Solo podemos esperar que, con el pasar del tiempo, los defensores del sufragio expandido reanuden su racha ganadora.

A medida que Estados Unidos está cada vez más cerca de sus elecciones presidenciales más se habla sobre el voto por correo. Algunos ven esta opción como necesaria para garantizar que todos tengan acceso a las papeletas electorales en medio de la pandemia COVID-19, y que de manera particular puedan acceder obreros y grupos minoritarios, que son los que tienen tasas de infección desproporcionadamente altas. Pero otros, incluido entre ellos el presidente Donald Trump, se oponen a viva voz a las papeletas de votación enviadas por correo, arguyendo un supuesto riesgo de fraude. Su argumento es espurio, y no es realmente novedoso. Durante los últimos seis siglos, aquellos que buscan limitar el sufragio han tratado de alcanzar sus objetivos citando la necesidad de mantener la “integridad” del sistema electoral.

La historia trajo consigo una característica de las votaciones que hoy consideramos sagrada. Algunos miembros del Parlamento abogaron por expandir el sufragio y a favor de que sea secreto en el caso de las elecciones a la Cámara de los Comunes. Desde tiempos inmemoriales, la votación en las elecciones del condado se había llevado a cabo en público, lo que había permitido que las personas con medios intimidaran o sobornaran a otras para que votaran según las instrucciones que se les impartía. Pero pasarían 40 años antes de que el Parlamento adoptara el Decreto de Papeleta de 1872. Una de las principales razones para el retraso en la implementación de la votación secreta fue que los opositores arguyeron que se pondría en peligro la integridad del proceso electoral. Algunos parlamentarios ya habían propuesto una votación secreta en 1830, pero otros replicaron que tal medida conduciría a un “eterno recelo e hipocresía”. En 1862, otro opositor de las votaciones secretas dijo algo muy parecido, al afirmar que “en lugar de ser un control sobre el soborno, lo facilitaría impidiendo su detección en muchos casos”. Tristemente, estos argumentos hoy se repiten en EE. UU., país que ha ingresado a una nueva era de restricciones de votación que recuerda la privación del derecho al voto a afroamericanos. En los últimos años, 25 Estados estadounidenses han aprobado leyes que dificultan el voto. Los Estados también limitaron la concurrencia al reducir la cantidad de centros de votación. El claro efecto de estas medidas es inclinar el campo de juego, desfavoreciendo a los grupos minoritarios y de bajos ingresos. Al igual que en Inglaterra hace 600 años, el objetivo manifiesto, preservar la integridad del proceso electoral, es meramente una conveniente cortina de humo.

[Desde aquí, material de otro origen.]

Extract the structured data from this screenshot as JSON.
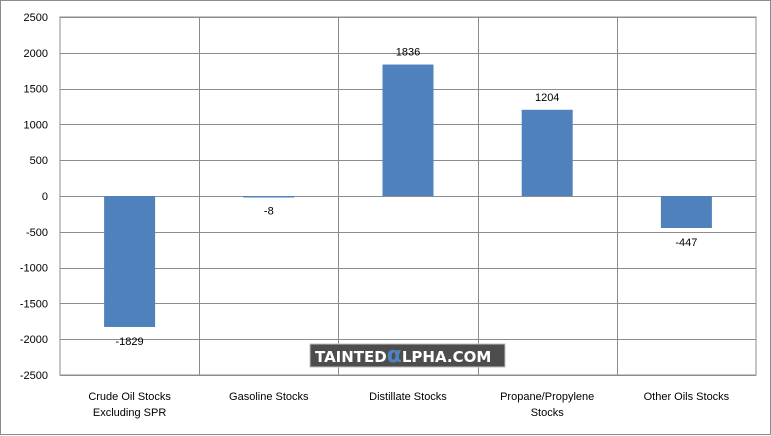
{
  "chart_data": {
    "type": "bar",
    "categories": [
      [
        "Crude Oil Stocks",
        "Excluding SPR"
      ],
      [
        "Gasoline Stocks"
      ],
      [
        "Distillate Stocks"
      ],
      [
        "Propane/Propylene",
        "Stocks"
      ],
      [
        "Other Oils Stocks"
      ]
    ],
    "values": [
      -1829,
      -8,
      1836,
      1204,
      -447
    ],
    "data_labels": [
      "-1829",
      "-8",
      "1836",
      "1204",
      "-447"
    ],
    "yticks": [
      "2500",
      "2000",
      "1500",
      "1000",
      "500",
      "0",
      "-500",
      "-1000",
      "-1500",
      "-2000",
      "-2500"
    ],
    "ylim": [
      -2500,
      2500
    ],
    "grid": true,
    "bar_color": "#4f81bd",
    "title": "",
    "xlabel": "",
    "ylabel": ""
  },
  "watermark": {
    "prefix": "TAINTED",
    "glyph": "α",
    "suffix": "LPHA.COM"
  }
}
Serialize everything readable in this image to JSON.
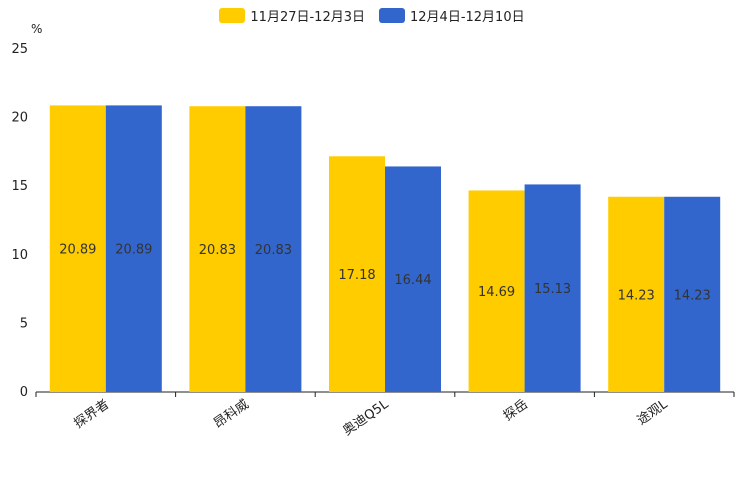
{
  "chart_data": {
    "type": "bar",
    "ylabel": "%",
    "ylim": [
      0,
      25
    ],
    "yticks": [
      0,
      5,
      10,
      15,
      20,
      25
    ],
    "categories": [
      "探界者",
      "昂科威",
      "奥迪Q5L",
      "探岳",
      "途观L"
    ],
    "series": [
      {
        "name": "11月27日-12月3日",
        "color": "#FFCC00",
        "values": [
          20.89,
          20.83,
          17.18,
          14.69,
          14.23
        ]
      },
      {
        "name": "12月4日-12月10日",
        "color": "#3366CC",
        "values": [
          20.89,
          20.83,
          16.44,
          15.13,
          14.23
        ]
      }
    ],
    "legend_position": "top-center",
    "grid": false
  }
}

En el debate que se produce en EE. UU. sobre el voto por correo, medida respaldada por una gran mayoría de adultos estadounidenses, los opositores a una amplia participación electoral están planteando una vez más el fantasma del fraude y la corrupción para ir tras la consecución de objetivos partidistas utilitarios. Sin citar ninguna evidencia, afirman que este nuevo sistema de votación está de alguna manera sujeto a mayores irregularidades que el tradicional voto presencial. Pero el verdadero temor de Trump y de otros es que el voto por correo vaya a aumentar la concurrencia de votantes y vaya a ayudar a los candidatos demócratas. Solo podemos esperar que, con el pasar del tiempo, los defensores del sufragio expandido reanuden su racha ganadora.